The paper considers a vertical supply chain that comprises a manufacturer and a retailer, selling a search good to consumers. Advertising is made to inform consumers of its existence and price. The demand for the product is modeled using a ρ-linear function that is multiplied by the advertising intensity, a value between 0 and 1. Advertising expands consumer demand but is costly. It turns out that the optimal level of advertising for each firm and for social welfare depends mainly on the upper bound of consumer valuation, as captured by the parameter V . When demand is convex or not too concave (i.e., small ρ), both firms prefer the other to advertise, whereas when demand is sufficiently concave (i.e., large ρ), they prefer to advertise themselves. Additionally, the socially optimal advertiser is the retailer when the demand is not too concave and the manufacturer when the demand is concave enough. We also discuss the effects of externalities on firms’ pricing and advertising strategies. The finding is that double marginalization in the vertical supply chain leads to price increases and surplus losses, but the advertising externality in the retailer-advertising results in cooperative advertising, which can help recover this loss.
Work in progress
The paper develops a library of PIDC package in C++, Python and R.
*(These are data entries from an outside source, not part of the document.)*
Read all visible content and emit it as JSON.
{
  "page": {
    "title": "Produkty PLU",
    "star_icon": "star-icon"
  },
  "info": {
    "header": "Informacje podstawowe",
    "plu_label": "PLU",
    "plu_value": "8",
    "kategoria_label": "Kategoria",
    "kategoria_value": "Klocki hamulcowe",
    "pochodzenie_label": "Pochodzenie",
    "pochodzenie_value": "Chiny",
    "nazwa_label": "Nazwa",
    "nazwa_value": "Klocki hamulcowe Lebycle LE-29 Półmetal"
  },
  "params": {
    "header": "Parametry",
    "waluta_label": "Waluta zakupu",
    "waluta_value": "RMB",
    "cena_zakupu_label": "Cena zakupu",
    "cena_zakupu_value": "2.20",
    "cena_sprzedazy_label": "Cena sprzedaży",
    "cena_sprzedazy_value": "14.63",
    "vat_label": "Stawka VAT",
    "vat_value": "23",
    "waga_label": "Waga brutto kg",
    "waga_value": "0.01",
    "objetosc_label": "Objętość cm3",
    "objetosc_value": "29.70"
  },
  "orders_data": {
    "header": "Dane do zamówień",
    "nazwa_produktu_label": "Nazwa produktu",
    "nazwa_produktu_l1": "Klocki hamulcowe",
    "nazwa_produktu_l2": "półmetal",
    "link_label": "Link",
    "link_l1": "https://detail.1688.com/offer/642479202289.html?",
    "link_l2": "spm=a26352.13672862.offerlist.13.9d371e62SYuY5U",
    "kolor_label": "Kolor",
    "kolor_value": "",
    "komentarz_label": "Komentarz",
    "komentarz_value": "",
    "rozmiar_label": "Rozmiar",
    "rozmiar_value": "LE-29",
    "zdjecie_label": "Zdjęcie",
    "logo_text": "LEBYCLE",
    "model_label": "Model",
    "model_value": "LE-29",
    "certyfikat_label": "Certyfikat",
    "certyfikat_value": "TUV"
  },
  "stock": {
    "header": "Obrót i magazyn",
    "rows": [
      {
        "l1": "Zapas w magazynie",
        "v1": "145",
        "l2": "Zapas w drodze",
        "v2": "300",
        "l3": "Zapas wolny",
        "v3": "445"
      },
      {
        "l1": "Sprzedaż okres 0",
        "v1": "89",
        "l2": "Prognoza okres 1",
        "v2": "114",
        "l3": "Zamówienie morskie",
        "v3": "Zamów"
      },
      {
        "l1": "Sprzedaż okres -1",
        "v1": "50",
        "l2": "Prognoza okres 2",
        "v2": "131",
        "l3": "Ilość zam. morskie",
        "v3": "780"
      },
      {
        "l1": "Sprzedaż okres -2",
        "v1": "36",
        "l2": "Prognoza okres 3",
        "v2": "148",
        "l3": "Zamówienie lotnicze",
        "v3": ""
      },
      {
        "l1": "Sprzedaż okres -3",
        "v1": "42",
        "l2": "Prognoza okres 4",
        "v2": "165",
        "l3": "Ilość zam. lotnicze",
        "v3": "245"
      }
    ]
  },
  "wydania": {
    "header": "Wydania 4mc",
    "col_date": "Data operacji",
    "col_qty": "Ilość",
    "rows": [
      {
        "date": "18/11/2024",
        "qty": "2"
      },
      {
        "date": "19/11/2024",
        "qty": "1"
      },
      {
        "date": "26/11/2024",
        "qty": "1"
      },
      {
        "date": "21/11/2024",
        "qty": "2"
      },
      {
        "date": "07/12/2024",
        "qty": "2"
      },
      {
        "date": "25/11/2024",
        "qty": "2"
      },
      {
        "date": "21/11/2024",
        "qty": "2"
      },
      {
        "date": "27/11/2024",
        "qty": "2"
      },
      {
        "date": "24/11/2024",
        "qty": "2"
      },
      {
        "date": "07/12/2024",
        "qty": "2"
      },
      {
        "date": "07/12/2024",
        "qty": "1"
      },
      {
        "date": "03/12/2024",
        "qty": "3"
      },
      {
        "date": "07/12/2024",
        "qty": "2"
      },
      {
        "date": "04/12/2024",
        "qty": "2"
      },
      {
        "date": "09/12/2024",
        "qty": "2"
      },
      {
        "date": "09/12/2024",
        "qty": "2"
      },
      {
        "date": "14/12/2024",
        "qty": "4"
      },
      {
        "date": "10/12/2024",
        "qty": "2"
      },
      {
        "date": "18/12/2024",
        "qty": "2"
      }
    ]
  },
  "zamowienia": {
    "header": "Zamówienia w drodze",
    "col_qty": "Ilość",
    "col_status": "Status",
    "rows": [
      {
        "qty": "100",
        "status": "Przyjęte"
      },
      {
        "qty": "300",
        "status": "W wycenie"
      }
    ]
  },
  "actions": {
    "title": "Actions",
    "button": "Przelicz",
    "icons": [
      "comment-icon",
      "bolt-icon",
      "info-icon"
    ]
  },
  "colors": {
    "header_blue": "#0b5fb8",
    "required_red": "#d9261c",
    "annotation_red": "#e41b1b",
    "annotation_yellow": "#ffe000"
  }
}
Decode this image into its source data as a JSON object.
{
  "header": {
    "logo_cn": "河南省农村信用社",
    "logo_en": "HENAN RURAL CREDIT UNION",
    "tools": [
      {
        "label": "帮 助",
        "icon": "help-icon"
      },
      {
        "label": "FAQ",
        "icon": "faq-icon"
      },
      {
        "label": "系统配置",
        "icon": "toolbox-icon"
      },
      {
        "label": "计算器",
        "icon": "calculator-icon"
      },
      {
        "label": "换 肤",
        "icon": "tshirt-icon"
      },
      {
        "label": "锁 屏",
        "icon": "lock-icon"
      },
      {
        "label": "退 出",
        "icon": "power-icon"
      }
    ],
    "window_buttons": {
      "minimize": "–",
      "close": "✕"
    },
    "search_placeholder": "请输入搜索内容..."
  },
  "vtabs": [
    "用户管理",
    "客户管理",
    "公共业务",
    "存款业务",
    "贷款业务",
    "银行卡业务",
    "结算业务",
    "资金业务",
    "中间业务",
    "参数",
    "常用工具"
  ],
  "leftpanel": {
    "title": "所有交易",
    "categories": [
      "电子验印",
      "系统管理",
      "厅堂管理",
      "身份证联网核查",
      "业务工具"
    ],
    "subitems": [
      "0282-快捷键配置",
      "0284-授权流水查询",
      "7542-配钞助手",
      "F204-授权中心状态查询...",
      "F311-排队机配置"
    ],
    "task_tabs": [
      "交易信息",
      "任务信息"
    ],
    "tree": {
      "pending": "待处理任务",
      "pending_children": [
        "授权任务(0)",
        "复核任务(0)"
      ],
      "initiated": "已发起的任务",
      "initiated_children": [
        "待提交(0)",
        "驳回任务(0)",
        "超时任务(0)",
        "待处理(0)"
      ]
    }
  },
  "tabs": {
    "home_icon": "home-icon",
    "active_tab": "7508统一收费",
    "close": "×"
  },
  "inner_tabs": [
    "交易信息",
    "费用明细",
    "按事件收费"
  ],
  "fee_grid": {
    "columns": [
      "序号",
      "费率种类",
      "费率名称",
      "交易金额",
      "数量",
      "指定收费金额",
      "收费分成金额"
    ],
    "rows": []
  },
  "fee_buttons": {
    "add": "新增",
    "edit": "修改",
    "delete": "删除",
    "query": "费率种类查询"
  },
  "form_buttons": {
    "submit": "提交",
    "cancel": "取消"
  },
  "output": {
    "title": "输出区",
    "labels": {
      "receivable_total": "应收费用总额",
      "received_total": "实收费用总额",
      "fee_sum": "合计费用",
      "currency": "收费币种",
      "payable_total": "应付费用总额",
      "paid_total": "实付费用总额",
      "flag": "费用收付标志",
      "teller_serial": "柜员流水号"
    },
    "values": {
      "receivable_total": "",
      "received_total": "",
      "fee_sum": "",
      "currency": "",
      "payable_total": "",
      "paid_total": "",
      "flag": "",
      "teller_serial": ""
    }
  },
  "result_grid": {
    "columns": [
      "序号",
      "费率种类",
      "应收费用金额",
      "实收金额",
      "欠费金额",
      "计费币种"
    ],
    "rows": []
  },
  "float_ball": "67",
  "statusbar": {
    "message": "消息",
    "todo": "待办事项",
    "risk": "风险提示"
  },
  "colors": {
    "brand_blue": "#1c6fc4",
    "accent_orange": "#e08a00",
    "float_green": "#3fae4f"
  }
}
This paper applies the framework of overlapping dynamic network in which agents keep entering and leaving the network and successors connect to the predecessors according to their degrees aiming at information to understand how agents update their beliefs and make the optimal choice. It examines the role of overlapping between old agents and new agents in helping new agents to get more knowledge about the truth. Overlapping refers to that agents only live two periods during which they decide whether study or not at the first period and all work for the second period. This paper proposes a possible social learning process, mimicking the learning behaviors of agents with different educational and family backgrounds to find the conditions for complete social learning.